Shockingly, after a similarly brutal attack in Plateau State left over 271 Christians dead, the leader of a Fulani militant faction held a press conference, broadcast by a major Nigerian television station, publicly issuing conditions for halting the killings, including the removal of a key military commander. Days later, the officer was removed from his post, fueling accusations that the government was capitulating to extremists.
Nigeria’s government, however, rejected Trump’s assessment and the bishops’ portrayal, insisting that there was no organized anti-Christian campaign.
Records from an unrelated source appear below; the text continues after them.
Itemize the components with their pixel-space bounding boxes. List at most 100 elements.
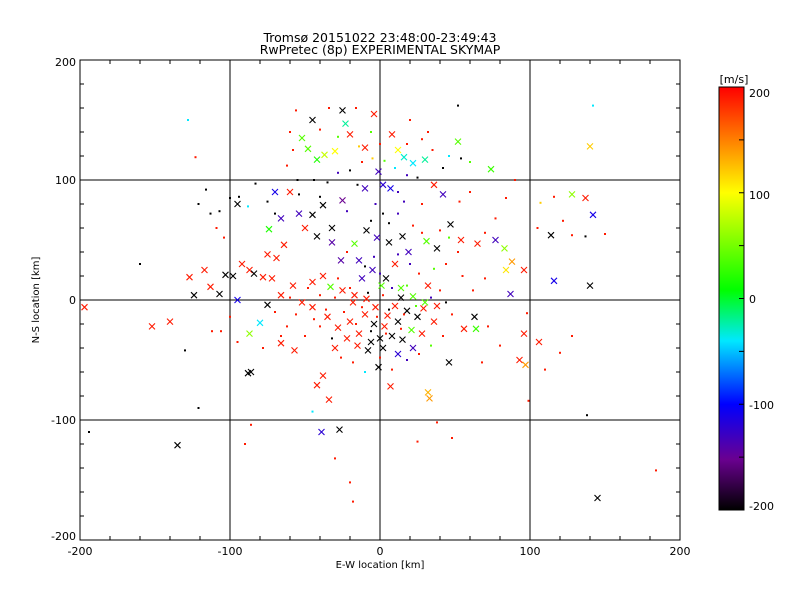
dot-marker bbox=[229, 315, 231, 318]
cross-stroke bbox=[370, 110, 378, 118]
cross-stroke bbox=[439, 191, 447, 198]
dot-marker bbox=[409, 119, 411, 121]
cross-marker bbox=[409, 344, 417, 352]
x-tick-label: 100 bbox=[520, 545, 541, 558]
cross-stroke bbox=[319, 272, 327, 280]
dot-marker bbox=[244, 443, 246, 445]
dot-marker bbox=[445, 301, 447, 304]
y-tick-label: 0 bbox=[69, 294, 76, 307]
dot-marker bbox=[403, 200, 405, 203]
dot-marker bbox=[296, 179, 299, 181]
cross-stroke bbox=[234, 200, 241, 208]
cross-stroke bbox=[313, 156, 321, 163]
cross-stroke bbox=[516, 356, 523, 364]
cross-stroke bbox=[421, 156, 429, 163]
cross-marker bbox=[394, 146, 402, 154]
cross-stroke bbox=[373, 234, 381, 241]
cross-marker bbox=[424, 389, 432, 396]
cross-marker bbox=[277, 291, 285, 299]
cross-marker bbox=[408, 326, 415, 334]
cross-marker bbox=[148, 323, 156, 330]
cross-marker bbox=[190, 291, 198, 299]
cross-stroke bbox=[277, 215, 285, 222]
x-axis-label: E-W location [km] bbox=[336, 560, 425, 571]
cross-marker bbox=[384, 312, 391, 319]
cross-stroke bbox=[589, 211, 597, 219]
cross-marker bbox=[418, 330, 426, 337]
dot-marker bbox=[370, 330, 372, 333]
cross-stroke bbox=[361, 185, 369, 192]
cross-stroke bbox=[291, 347, 298, 354]
cross-stroke bbox=[273, 254, 280, 262]
cross-stroke bbox=[457, 236, 465, 244]
dot-marker bbox=[584, 235, 587, 238]
cross-marker bbox=[430, 318, 438, 325]
dot-marker bbox=[457, 251, 459, 253]
cross-marker bbox=[327, 283, 334, 291]
cross-marker bbox=[337, 257, 345, 264]
dot-marker bbox=[416, 440, 419, 443]
dot-marker bbox=[526, 312, 528, 315]
cross-marker bbox=[280, 241, 288, 249]
dot-marker bbox=[514, 179, 516, 181]
cross-stroke bbox=[337, 257, 345, 264]
dot-marker bbox=[346, 251, 348, 253]
dot-marker bbox=[304, 335, 306, 337]
dot-marker bbox=[352, 500, 354, 503]
cross-marker bbox=[271, 188, 279, 196]
dot-marker bbox=[379, 143, 381, 145]
cross-stroke bbox=[430, 318, 438, 325]
dot-marker bbox=[487, 325, 489, 328]
cross-stroke bbox=[342, 120, 349, 127]
cross-stroke bbox=[379, 181, 387, 189]
cross-stroke bbox=[339, 287, 346, 294]
colorbar-ticks bbox=[739, 86, 744, 511]
cross-stroke bbox=[309, 116, 316, 124]
cross-marker bbox=[516, 356, 523, 364]
dot-marker bbox=[448, 155, 450, 157]
cross-stroke bbox=[319, 201, 327, 209]
cross-stroke bbox=[547, 231, 555, 239]
dot-marker bbox=[352, 361, 354, 364]
dot-marker bbox=[571, 335, 573, 337]
cross-marker bbox=[298, 134, 306, 142]
dot-marker bbox=[394, 167, 396, 169]
dot-marker bbox=[355, 107, 357, 109]
dot-marker bbox=[184, 349, 186, 352]
dot-marker bbox=[313, 179, 315, 181]
cross-marker bbox=[295, 210, 303, 217]
dot-marker bbox=[400, 327, 402, 330]
dot-marker bbox=[430, 344, 432, 347]
cross-marker bbox=[399, 233, 406, 240]
cross-marker bbox=[273, 254, 280, 262]
cross-marker bbox=[339, 287, 346, 294]
cross-marker bbox=[568, 191, 576, 198]
cross-marker bbox=[328, 239, 336, 246]
cross-stroke bbox=[264, 301, 271, 309]
dot-marker bbox=[494, 217, 497, 220]
cross-marker bbox=[388, 131, 396, 138]
cross-stroke bbox=[381, 323, 388, 330]
dot-marker bbox=[415, 305, 417, 307]
cross-stroke bbox=[568, 191, 576, 198]
cross-stroke bbox=[418, 330, 426, 337]
cross-stroke bbox=[594, 494, 601, 502]
cross-marker bbox=[394, 350, 402, 358]
cross-stroke bbox=[384, 312, 391, 319]
cross-stroke bbox=[394, 146, 402, 154]
dot-marker bbox=[361, 306, 363, 309]
cross-stroke bbox=[346, 131, 354, 138]
dot-marker bbox=[379, 356, 381, 359]
cross-stroke bbox=[186, 273, 193, 281]
cross-marker bbox=[454, 138, 462, 145]
dot-marker bbox=[469, 161, 471, 163]
cross-stroke bbox=[351, 291, 358, 299]
dot-marker bbox=[655, 469, 657, 472]
cross-stroke bbox=[250, 270, 258, 277]
dot-marker bbox=[194, 156, 197, 159]
dot-marker bbox=[397, 212, 399, 215]
cross-marker bbox=[370, 320, 378, 328]
cross-marker bbox=[216, 290, 223, 298]
cross-stroke bbox=[246, 266, 253, 274]
cross-marker bbox=[321, 151, 328, 159]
Minister Nyesom Wike dismissed Trump’s remarks as “misleading and politically motivated,” arguing that Nigeria was battling “criminality, banditry, and terrorism affecting all ethnic and religious groups.”
Officials reiterated that “no faith community was being targeted,” insisting that the situation was a complex security challenge worsened by climate pressures, land disputes, and extremist infiltration.
President Bola Tinubu’s office maintained that his administration was committed to restoring peace and strengthening national unity. A spokesperson warned that “foreign commentary should not inflame domestic challenges or undermine Nigeria’s sovereignty and internal cohesion.” Government officials insisted that they had neither sanctioned persecution nor ignored victims, promising ongoing investigations and expanded security operations.

Yet in the parishes, displacement camps, and scorched villages of Benue, many Catholics believed that global powers had finally begun to listen. As bishops prayed, communities mourned, and international scrutiny mounted, priests in Makurdi declared in an April statement, “The voice of the shepherd must not be silenced. The cry of the oppressed must not be ignored. Truth was not a crime and so must never be criminalized.”
For now, as tensions simmer and diplomatic negotiations unfold, Nigerian Christians, many living in fear, their rosaries clenched over fresh graves, remain caught between government reassurances and a brutal reality they say has been ignored for far too long. Whether Trump’s warning becomes a turning point or another chapter in an unending tragedy remains to be seen, but one sentiment echoed across Benue: at least, after years of pleading, the world had finally begun to pay attention.